I really can’t make this stuff up.

On Monday, the FMCSA published its intent to formally request comments regarding “a joint application from the American Bakers Association and the International Dairy Foods Association requesting an exemption from the hours of-service regulations for drivers engaged in the delivery of baked goods and milk products during periods and in geographic areas reasonably anticipated to be impacted by an impending natural disaster or emergency situation.”

So basically all those who rush out to buy milk and bread before a snowstorm have caused the bread and milk haulers to ask for an exemption in their hours of service before the ice/snow/frozen-precipitation-of-any-kind-below-the-Mason-Dixon-Line ever even gets there.

Y’all need to quit it. And I can say that because I hail from the South.

(Did someone say “hail”? You better go buy some milk and bread.)

I don’t know what the compulsion is to have an abundance of bread and milk in the house when bad weather is forecast.

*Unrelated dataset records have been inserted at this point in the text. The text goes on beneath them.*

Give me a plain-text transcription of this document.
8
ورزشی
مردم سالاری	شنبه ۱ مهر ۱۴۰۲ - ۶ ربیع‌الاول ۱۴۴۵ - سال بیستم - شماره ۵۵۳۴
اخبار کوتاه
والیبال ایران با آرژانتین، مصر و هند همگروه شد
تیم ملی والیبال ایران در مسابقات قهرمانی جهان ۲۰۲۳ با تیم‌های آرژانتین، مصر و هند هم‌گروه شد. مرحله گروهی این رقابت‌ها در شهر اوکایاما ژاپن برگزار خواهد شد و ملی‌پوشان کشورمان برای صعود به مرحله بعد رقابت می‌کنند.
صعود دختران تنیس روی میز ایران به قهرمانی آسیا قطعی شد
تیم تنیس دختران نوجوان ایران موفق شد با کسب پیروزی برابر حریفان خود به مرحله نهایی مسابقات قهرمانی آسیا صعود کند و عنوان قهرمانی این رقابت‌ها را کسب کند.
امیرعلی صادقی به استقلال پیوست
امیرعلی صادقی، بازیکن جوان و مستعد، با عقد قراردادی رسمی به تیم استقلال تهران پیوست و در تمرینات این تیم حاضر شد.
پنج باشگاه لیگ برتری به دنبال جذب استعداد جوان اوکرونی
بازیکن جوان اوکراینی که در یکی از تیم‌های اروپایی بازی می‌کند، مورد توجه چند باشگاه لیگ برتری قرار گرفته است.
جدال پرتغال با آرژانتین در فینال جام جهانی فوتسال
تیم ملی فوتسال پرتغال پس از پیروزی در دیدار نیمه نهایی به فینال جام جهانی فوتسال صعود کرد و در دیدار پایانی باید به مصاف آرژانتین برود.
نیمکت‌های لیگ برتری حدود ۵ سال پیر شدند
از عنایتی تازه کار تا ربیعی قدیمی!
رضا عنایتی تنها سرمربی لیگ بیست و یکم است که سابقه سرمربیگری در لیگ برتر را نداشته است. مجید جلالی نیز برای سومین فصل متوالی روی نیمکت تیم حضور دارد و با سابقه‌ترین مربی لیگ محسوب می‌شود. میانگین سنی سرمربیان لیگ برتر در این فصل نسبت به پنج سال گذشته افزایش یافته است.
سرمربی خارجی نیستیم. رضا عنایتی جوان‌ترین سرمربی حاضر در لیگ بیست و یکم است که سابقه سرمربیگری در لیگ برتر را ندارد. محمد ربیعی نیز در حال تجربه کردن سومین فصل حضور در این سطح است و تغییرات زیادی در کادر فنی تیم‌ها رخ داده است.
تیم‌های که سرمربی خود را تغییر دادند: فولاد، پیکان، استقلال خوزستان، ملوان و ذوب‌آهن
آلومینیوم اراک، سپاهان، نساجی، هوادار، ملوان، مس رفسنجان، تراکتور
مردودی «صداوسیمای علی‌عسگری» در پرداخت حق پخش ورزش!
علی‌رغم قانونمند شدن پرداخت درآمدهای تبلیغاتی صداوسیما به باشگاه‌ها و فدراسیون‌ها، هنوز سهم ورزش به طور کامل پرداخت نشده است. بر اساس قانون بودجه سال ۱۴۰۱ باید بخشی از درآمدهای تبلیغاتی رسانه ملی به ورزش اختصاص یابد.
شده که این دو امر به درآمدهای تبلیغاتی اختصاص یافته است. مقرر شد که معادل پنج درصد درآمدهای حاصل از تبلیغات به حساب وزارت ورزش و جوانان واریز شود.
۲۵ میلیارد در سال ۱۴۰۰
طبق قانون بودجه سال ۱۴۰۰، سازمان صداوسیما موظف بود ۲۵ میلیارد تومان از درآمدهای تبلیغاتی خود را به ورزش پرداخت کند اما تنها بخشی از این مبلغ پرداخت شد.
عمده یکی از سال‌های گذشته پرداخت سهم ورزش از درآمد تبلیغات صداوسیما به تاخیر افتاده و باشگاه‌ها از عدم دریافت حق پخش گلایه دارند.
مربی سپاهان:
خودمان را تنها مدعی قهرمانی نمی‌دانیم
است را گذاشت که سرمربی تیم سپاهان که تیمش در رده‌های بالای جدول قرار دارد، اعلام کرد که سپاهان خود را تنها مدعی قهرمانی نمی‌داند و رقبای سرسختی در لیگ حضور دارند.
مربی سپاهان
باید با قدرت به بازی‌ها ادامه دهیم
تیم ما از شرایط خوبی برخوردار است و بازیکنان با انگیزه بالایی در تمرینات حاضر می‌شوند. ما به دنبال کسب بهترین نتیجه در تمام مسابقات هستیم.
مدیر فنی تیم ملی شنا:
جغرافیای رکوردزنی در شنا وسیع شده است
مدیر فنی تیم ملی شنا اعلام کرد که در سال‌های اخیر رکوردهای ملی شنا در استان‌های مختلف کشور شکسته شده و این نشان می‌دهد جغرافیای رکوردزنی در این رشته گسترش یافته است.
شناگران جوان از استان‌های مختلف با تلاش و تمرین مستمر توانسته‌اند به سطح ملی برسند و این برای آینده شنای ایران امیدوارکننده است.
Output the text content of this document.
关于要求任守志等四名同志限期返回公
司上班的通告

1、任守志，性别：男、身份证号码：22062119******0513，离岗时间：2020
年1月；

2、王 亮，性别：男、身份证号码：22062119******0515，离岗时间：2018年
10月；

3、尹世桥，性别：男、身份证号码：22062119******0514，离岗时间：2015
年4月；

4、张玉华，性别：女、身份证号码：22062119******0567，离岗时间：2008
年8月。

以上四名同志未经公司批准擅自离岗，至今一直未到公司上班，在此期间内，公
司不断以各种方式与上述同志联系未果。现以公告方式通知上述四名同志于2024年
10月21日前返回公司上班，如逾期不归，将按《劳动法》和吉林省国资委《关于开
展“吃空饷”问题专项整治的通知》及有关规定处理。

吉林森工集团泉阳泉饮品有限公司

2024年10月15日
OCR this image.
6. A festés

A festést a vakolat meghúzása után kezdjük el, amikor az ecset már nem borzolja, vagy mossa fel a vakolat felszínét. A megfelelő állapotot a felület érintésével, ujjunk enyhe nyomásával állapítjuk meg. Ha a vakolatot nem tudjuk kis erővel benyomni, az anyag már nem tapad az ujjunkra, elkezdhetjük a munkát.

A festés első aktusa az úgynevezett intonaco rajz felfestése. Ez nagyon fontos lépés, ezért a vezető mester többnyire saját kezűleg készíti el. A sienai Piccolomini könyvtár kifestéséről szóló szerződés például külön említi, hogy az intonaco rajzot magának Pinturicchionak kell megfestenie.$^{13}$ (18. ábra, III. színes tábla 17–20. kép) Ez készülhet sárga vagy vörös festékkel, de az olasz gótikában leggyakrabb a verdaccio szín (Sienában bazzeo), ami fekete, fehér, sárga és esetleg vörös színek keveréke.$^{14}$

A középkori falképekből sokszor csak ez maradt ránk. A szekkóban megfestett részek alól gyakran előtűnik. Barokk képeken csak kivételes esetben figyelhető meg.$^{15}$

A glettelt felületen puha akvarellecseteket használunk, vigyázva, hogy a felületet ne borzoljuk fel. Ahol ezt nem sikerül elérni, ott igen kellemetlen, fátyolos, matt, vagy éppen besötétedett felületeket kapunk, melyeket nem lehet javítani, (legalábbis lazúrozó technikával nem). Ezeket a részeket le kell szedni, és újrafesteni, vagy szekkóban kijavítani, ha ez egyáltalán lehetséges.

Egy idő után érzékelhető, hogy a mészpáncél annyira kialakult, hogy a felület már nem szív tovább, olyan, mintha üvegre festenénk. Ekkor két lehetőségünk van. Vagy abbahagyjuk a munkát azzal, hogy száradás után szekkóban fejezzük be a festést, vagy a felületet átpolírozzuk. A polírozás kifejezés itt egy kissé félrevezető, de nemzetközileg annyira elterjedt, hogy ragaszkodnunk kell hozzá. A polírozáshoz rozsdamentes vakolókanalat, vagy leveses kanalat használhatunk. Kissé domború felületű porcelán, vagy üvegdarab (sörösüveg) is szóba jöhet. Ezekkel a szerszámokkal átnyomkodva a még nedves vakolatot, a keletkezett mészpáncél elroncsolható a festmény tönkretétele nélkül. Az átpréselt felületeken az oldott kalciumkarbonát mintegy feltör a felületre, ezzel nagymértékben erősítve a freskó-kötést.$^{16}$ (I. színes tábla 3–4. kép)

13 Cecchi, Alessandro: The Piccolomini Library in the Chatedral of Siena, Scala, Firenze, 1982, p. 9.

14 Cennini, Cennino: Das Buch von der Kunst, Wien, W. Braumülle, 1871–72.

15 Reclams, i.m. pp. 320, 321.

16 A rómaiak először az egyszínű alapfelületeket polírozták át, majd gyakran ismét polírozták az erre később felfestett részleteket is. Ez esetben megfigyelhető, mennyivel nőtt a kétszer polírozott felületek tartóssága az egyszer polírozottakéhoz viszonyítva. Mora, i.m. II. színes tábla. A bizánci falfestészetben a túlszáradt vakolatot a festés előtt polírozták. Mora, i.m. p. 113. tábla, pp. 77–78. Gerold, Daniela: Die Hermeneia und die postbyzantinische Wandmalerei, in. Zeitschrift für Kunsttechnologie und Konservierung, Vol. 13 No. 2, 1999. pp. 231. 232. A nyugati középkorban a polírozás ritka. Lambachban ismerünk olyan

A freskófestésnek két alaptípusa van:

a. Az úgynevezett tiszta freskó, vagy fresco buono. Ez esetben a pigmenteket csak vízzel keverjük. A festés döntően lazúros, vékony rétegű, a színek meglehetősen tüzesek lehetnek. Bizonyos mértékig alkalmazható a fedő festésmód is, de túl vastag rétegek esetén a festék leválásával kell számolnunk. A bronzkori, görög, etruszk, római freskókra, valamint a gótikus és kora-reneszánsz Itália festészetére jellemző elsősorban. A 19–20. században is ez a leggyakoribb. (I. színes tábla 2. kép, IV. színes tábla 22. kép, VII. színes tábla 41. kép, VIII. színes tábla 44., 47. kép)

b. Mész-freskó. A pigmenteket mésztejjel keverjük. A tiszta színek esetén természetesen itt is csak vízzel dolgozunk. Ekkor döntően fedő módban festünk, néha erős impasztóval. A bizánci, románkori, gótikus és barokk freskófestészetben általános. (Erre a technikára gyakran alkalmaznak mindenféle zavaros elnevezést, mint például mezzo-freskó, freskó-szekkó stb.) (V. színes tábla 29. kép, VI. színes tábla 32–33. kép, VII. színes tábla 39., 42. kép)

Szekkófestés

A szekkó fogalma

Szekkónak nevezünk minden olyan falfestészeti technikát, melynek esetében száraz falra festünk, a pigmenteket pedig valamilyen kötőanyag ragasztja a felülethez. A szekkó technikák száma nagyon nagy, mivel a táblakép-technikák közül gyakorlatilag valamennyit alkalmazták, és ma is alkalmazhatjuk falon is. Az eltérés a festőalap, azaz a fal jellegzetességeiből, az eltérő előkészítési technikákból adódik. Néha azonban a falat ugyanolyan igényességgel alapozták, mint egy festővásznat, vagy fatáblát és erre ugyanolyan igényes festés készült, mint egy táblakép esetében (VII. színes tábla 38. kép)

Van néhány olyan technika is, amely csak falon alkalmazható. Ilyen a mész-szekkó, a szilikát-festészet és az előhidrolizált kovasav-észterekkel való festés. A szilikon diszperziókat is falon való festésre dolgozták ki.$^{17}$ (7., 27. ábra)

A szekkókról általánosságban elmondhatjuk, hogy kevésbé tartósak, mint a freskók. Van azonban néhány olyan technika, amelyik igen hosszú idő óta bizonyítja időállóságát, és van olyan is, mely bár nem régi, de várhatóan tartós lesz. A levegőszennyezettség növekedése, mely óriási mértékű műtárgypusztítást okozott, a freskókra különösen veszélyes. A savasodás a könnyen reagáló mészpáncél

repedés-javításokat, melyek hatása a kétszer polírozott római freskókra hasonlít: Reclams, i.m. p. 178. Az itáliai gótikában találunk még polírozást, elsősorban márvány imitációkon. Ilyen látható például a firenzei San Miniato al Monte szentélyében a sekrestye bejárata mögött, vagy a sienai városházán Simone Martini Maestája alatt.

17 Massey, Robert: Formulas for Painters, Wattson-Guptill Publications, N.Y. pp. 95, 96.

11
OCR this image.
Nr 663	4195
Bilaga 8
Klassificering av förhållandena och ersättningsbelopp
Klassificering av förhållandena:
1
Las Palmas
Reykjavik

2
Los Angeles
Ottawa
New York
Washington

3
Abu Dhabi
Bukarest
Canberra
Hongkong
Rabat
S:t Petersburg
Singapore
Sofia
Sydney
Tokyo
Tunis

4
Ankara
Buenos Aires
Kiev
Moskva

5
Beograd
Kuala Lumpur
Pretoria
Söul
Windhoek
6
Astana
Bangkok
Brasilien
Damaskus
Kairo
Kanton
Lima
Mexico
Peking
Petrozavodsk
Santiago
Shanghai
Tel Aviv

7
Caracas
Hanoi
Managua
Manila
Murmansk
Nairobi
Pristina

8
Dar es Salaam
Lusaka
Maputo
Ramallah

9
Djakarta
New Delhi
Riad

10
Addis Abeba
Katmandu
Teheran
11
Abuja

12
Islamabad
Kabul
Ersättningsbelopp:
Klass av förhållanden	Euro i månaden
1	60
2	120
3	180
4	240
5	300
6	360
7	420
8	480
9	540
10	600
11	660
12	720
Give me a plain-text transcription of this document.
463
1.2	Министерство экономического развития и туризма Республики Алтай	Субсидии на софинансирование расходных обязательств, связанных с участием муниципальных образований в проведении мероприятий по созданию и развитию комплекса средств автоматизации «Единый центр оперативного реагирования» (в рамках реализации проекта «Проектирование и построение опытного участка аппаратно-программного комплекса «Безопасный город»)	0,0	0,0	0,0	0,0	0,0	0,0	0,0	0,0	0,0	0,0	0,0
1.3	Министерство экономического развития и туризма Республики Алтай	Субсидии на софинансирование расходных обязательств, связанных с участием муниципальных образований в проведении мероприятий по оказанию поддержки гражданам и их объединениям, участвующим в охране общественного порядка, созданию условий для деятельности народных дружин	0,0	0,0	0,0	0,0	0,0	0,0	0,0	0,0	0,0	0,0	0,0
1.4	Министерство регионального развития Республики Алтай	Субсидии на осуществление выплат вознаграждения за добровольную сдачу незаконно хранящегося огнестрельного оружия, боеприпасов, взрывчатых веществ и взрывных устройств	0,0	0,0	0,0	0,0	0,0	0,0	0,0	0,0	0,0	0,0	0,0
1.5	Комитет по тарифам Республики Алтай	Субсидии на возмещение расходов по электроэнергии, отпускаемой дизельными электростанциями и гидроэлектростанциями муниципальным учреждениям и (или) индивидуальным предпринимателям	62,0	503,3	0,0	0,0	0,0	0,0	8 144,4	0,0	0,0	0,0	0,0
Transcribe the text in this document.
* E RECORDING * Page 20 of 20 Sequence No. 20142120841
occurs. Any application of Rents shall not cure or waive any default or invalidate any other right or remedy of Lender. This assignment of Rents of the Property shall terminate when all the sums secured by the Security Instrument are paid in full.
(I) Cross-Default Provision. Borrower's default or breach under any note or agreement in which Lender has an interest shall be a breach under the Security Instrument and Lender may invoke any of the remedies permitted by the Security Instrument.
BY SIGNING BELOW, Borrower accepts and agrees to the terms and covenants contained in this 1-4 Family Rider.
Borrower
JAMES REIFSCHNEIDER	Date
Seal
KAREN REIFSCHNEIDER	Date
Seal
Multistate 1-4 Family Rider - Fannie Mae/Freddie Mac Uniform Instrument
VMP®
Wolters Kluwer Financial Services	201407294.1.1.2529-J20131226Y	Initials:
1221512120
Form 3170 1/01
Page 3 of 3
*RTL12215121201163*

It’s definitely more predominant in the South, although as a transplanted Southerner, I’ve seen my share of milk-sandwich mass-hysteria in Ohiya.

I do know I’ve lived 50 years without ever eating a milk sandwich, and will possibly leave the mortal coil entirely before ever having the desire to do so. Weather be damned.

The exemption would “apply from the time that a natural disaster or emergency is reasonably anticipated until a reasonable time after the disaster has resolved.”

Call me crazy, but reasonable people might stock up on things like medical supplies and, oh, I don’t know, stuff to maybe clear the roads? Ha, ha, I know that would make sense, and who wants to make sense when there’s sno-cream to be made with ice scraped off the bare bread racks out behind the Piggly Wiggly?

And not to be a Debbie Downer or anything, but pretty much every day I wake up there’s a reasonable anticipation of disaster in some form. I’m not sure who gets to be the Wizard of Anticipation, but that position might be as difficult to fill as Czar of Milk-Sandwiches. If the choice were presented, I would remain unaffiliated.

As of Tuesday, you have 30 days to submit your comments to the FMCSA about this exemption. You might include your Granny’s secret recipe for milk sandwiches, but be advised, comments are public record.

Or, you could mention how absurd it is to continue with the reams of HOS exemptions and the minutia of reasons as to why and how a driver manages his or her time. Or how relatively stupid it is to insist that the load dictates the level of safety instead of the conditions or the well-being of the driver.

Of course, that would make sense and who wants to make sense when there’s tasty milk sandwiches to be had?